To explore this nuance, Gifford and his group assayed blood from recovered COVID-19 patients to find which SARS-CoV-2 peptides provoke an immune response. Using that data which came from a small number of people, they were able to model which SARS-CoV-2 proteins are immunogenic more broadly. Next, they used the model to score how a specific set of alleles responds to virus infection, Gifford explained. They could also use the model to estimate how many people would be covered by a given vaccine, based on the frequency of genetic variation in the population.
Their final step involved a machine-learning model using combinatorial optimization to predict the best sequences of peptides for vaccine design, which would optimize coverage across the population.

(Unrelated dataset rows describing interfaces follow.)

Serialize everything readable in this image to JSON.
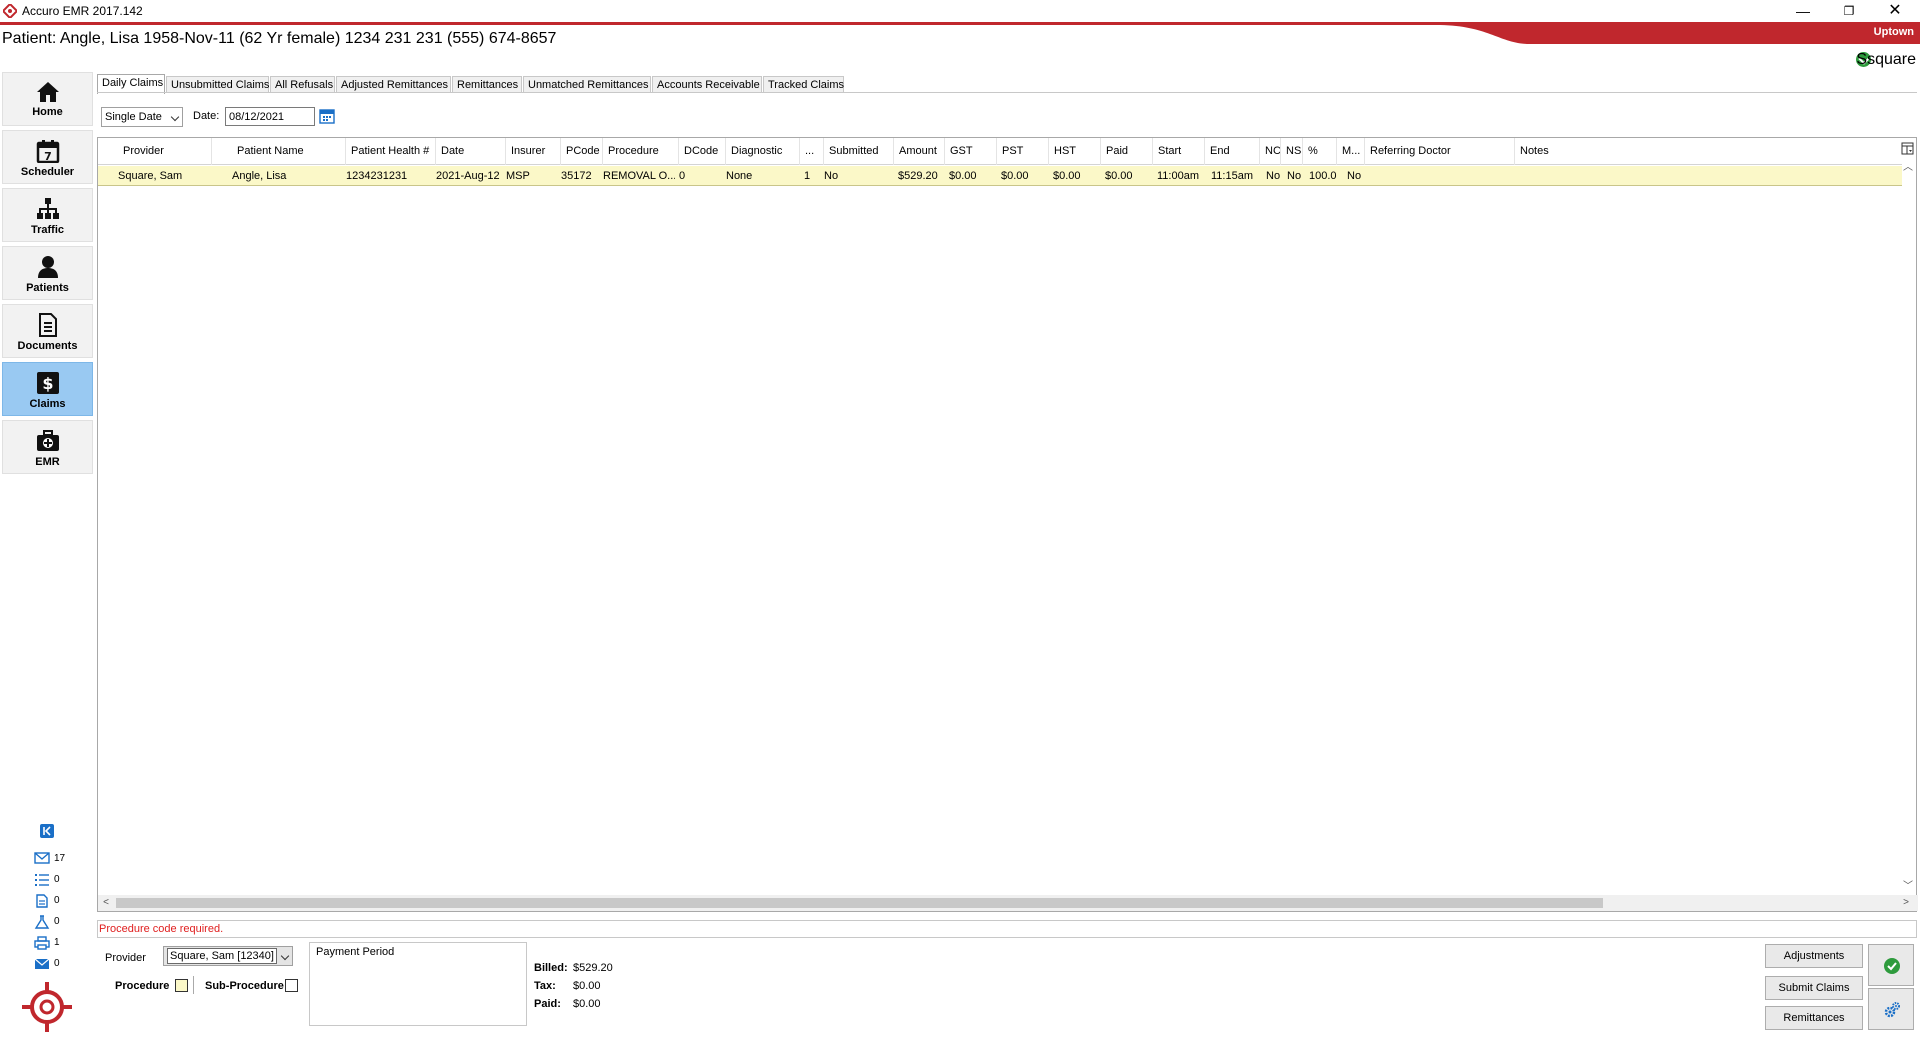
{
  "window": {
    "title": "Accuro EMR 2017.142",
    "minimize_glyph": "—",
    "restore_glyph": "❐",
    "close_glyph": "✕",
    "location": "Uptown",
    "accent_color": "#c0272d"
  },
  "header": {
    "patient": "Patient: Angle, Lisa 1958-Nov-11 (62 Yr female) 1234 231 231 (555) 674-8657",
    "user": "Ssquare"
  },
  "sidebar": {
    "items": [
      {
        "label": "Home",
        "icon": "home-icon"
      },
      {
        "label": "Scheduler",
        "icon": "calendar-icon"
      },
      {
        "label": "Traffic",
        "icon": "org-chart-icon"
      },
      {
        "label": "Patients",
        "icon": "person-icon"
      },
      {
        "label": "Documents",
        "icon": "document-icon"
      },
      {
        "label": "Claims",
        "icon": "dollar-icon",
        "active": true
      },
      {
        "label": "EMR",
        "icon": "medical-bag-icon"
      }
    ],
    "counters": [
      {
        "icon": "mail-icon",
        "value": "17"
      },
      {
        "icon": "task-list-icon",
        "value": "0"
      },
      {
        "icon": "document-icon",
        "value": "0"
      },
      {
        "icon": "lab-flask-icon",
        "value": "0"
      },
      {
        "icon": "printer-icon",
        "value": "1"
      },
      {
        "icon": "message-icon",
        "value": "0"
      }
    ]
  },
  "tabs": [
    {
      "label": "Daily Claims",
      "active": true
    },
    {
      "label": "Unsubmitted Claims"
    },
    {
      "label": "All Refusals"
    },
    {
      "label": "Adjusted Remittances"
    },
    {
      "label": "Remittances"
    },
    {
      "label": "Unmatched Remittances"
    },
    {
      "label": "Accounts Receivable"
    },
    {
      "label": "Tracked Claims"
    }
  ],
  "filter": {
    "mode": "Single Date",
    "date_label": "Date:",
    "date_value": "08/12/2021"
  },
  "grid": {
    "columns": [
      "Provider",
      "Patient Name",
      "Patient Health #",
      "Date",
      "Insurer",
      "PCode",
      "Procedure",
      "DCode",
      "Diagnostic",
      "...",
      "Submitted",
      "Amount",
      "GST",
      "PST",
      "HST",
      "Paid",
      "Start",
      "End",
      "NC",
      "NS",
      "%",
      "M...",
      "Referring Doctor",
      "Notes"
    ],
    "rows": [
      [
        "Square, Sam",
        "Angle, Lisa",
        "1234231231",
        "2021-Aug-12",
        "MSP",
        "35172",
        "REMOVAL O...",
        "0",
        "None",
        "1",
        "No",
        "$529.20",
        "$0.00",
        "$0.00",
        "$0.00",
        "$0.00",
        "11:00am",
        "11:15am",
        "No",
        "No",
        "100.0",
        "No",
        "",
        ""
      ]
    ]
  },
  "status_message": "Procedure code required.",
  "bottom": {
    "provider_label": "Provider",
    "provider_value": "Square, Sam [12340]",
    "procedure_label": "Procedure",
    "subprocedure_label": "Sub-Procedure",
    "payment_period_label": "Payment Period",
    "billed_label": "Billed:",
    "billed_value": "$529.20",
    "tax_label": "Tax:",
    "tax_value": "$0.00",
    "paid_label": "Paid:",
    "paid_value": "$0.00",
    "adjustments_label": "Adjustments",
    "submit_label": "Submit Claims",
    "remittances_label": "Remittances"
  }
}
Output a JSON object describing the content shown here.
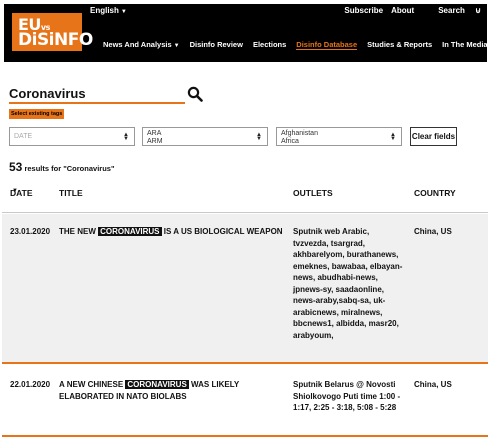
{
  "header": {
    "logo_line1": "EU",
    "logo_line1_small": "vs",
    "logo_line2": "DiSiNFO",
    "language": "English",
    "top_links": [
      "Subscribe",
      "About"
    ],
    "search_label": "Search",
    "nav": [
      {
        "label": "News And Analysis",
        "dropdown": true,
        "active": false
      },
      {
        "label": "Disinfo Review",
        "dropdown": false,
        "active": false
      },
      {
        "label": "Elections",
        "dropdown": false,
        "active": false
      },
      {
        "label": "Disinfo Database",
        "dropdown": false,
        "active": true
      },
      {
        "label": "Studies & Reports",
        "dropdown": false,
        "active": false
      },
      {
        "label": "In The Media",
        "dropdown": false,
        "active": false
      }
    ]
  },
  "colors": {
    "accent": "#e8741a",
    "topbar": "#000000",
    "row_alt": "#f0f0f0"
  },
  "search": {
    "value": "Coronavirus",
    "icon": "magnifier-icon",
    "tags_button": "Select existing tags"
  },
  "filters": {
    "date_placeholder": "DATE",
    "language_values": [
      "ARA",
      "ARM"
    ],
    "country_values": [
      "Afghanistan",
      "Africa"
    ],
    "clear_label": "Clear fields"
  },
  "results": {
    "count": "53",
    "suffix": "results for \"Coronavirus\""
  },
  "table": {
    "headers": {
      "date": "DATE",
      "title": "TITLE",
      "outlets": "OUTLETS",
      "country": "COUNTRY"
    },
    "rows": [
      {
        "date": "23.01.2020",
        "title_before": "THE NEW ",
        "title_highlight": "CORONAVIRUS",
        "title_after": " IS A US BIOLOGICAL WEAPON",
        "outlets": "Sputnik web Arabic, tvzvezda, tsargrad, akhbarelyom, burathanews, emeknes, bawabaa, elbayan-news, abudhabi-news, jpnews-sy, saadaonline, news-araby,sabq-sa, uk-arabicnews, miralnews, bbcnews1, albidda, masr20, arabyoum,",
        "country": "China, US"
      },
      {
        "date": "22.01.2020",
        "title_before": "A NEW CHINESE ",
        "title_highlight": "CORONAVIRUS",
        "title_after": " WAS LIKELY ELABORATED IN NATO BIOLABS",
        "outlets": "Sputnik Belarus @ Novosti Shiolkovogo Puti time 1:00 - 1:17, 2:25 - 3:18, 5:08 - 5:28",
        "country": "China, US"
      }
    ]
  }
}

The model outperformed the baseline of 29 other peptide vaccine designs.
“Combinatorial optimization always wins,” Gifford concluded. “You can always make a much better vaccine than has been designed before.” With collaborators at MIT and Harvard, the group has plans to experimentally validate certain vaccine designs.
“COVID-19 appeared early January, in that interim time, there has been enormous progress with machine-learning and prediction,” says molecular biologist and Nobel Prize winner Phil Sharp, who moderated the conference panel on the future of pharmacology, as shaped by the pandemic.
“We not only need to think about today and the pandemic, and how we use the tools that we have today, both antivirals and antibiotics, but also, what do we want to be building in the future,” says Anne Fischer, a program manager at DARPA.
Najat Khan, Chief Data Science Officer for Janssen R&D, the pharmaceutical company of Johnson & Johnson, spoke of “very deliberately applying data science across the entire pipeline, either to make medicine in a more effective or efficient way.”
“As a former chemist, there’s a huge amount of value if we can make more intelligent decisions early on, versus all the bespoke assays that are done today,” she says.
Khan says the company has collaborated with Dimitris Bertsimas, a professor in the Sloan School of Management and Jameel Clinic Faculty Lead, to predict COVID-19 hotspots in the United States for a vaccine program. Using a complex machine-learning model, they predicted three and a half months ago a need for vaccine trials to be in certain areas in the Midwest, where COVID-19 cases are now soaring.
“When the shutdowns happened, everybody decided to use their wares,” says panelist Noubar Afeyan, CEO of Flagship Pioneering and co-founder of Moderna. “There’s an unprecedented amount of data, and publicly available data that’s been spewing out in the last six months.”
With more data available, machine-learning efforts in drug discovery can go even further in a short amount of time.
Afeyan says, “I’d hate to see that genie put back in the bottle.”